Diabetic boy forced to wait four hours for crucial treatment

April 16th, 2009  |  Published in UK News

The father of a six-year-old boy with type 1 diabetes has voiced concerns about emergency care provision in the Omagh district after his son was forced to wait around four hours to receive vital medication.

Shortly after midnight last Wednesday morning, it was discovered that the young boy’s blood sugar levels were dangerously low.

Doctors at the Royal Hospital in Belfast, where the boy is normally treated, decided it was too perilous for him to make the long journey up the M1 and told his father to seek immediate medical attention from the closest hospital.

The Omagh man, who wishes to remain anonymous, brought his son to the local Urgent Care and Treatment Centre (UCTC), but there was no doctor cover available and nursing staff were not permitted to provide the crucial dextrose infusion drip required to increase the boy’s blood sugar levels.

They then had to wait 40 minutes for an ambulance to travel from Enniskillen to bring the boy to the Erne Hospital, a journey which took over half an hour, and a further 90 minutes for him to be properly assessed after his arrival.

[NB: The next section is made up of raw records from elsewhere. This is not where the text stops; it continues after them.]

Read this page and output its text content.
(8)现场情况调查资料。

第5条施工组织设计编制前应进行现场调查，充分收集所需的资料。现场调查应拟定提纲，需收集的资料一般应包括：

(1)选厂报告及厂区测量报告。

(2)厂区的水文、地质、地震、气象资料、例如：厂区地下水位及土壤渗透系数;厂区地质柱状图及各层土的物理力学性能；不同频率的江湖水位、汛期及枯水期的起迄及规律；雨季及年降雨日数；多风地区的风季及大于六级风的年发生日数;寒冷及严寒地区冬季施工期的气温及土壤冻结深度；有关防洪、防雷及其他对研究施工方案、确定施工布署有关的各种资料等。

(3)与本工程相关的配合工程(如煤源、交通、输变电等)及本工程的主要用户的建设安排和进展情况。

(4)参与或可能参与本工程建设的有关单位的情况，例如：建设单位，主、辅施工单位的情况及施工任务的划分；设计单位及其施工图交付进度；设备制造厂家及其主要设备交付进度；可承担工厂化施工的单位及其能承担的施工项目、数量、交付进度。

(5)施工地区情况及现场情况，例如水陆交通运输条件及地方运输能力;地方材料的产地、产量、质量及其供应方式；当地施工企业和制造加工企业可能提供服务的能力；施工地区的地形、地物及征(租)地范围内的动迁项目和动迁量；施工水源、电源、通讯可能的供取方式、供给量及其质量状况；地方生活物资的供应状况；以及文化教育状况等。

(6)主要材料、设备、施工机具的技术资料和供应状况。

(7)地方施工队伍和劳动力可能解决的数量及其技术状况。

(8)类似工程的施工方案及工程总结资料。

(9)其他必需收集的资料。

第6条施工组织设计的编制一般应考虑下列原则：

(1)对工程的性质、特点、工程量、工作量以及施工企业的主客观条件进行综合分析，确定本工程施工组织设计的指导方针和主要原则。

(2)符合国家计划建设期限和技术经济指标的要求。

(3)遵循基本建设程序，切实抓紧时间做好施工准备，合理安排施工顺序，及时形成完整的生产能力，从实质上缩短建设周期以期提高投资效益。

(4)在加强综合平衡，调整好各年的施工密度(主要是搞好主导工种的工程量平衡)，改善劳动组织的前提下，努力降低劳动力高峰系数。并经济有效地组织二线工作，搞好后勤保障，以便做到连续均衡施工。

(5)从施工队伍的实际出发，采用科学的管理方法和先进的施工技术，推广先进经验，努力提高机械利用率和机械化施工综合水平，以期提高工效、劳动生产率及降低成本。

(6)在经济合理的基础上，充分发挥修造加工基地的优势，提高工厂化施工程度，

Finally, the boy received the dextrose drip line he required four hours after the ordeal began. His father pointed out that his son would have been treated much quicker if he had travelled to the Royal in the first place – a journey doctors advised him against due to the seriousness of the situation.

He said, “From entering the UCTC in Omagh, waiting for an ambulance and then travelling to the Erne took almost an hour and a half in total. Yet this was still 30 minutes longer than the journey to Belfast we were warned against taking because it was deemed too dangerous by doctors as my son needed medical assistance immediately.”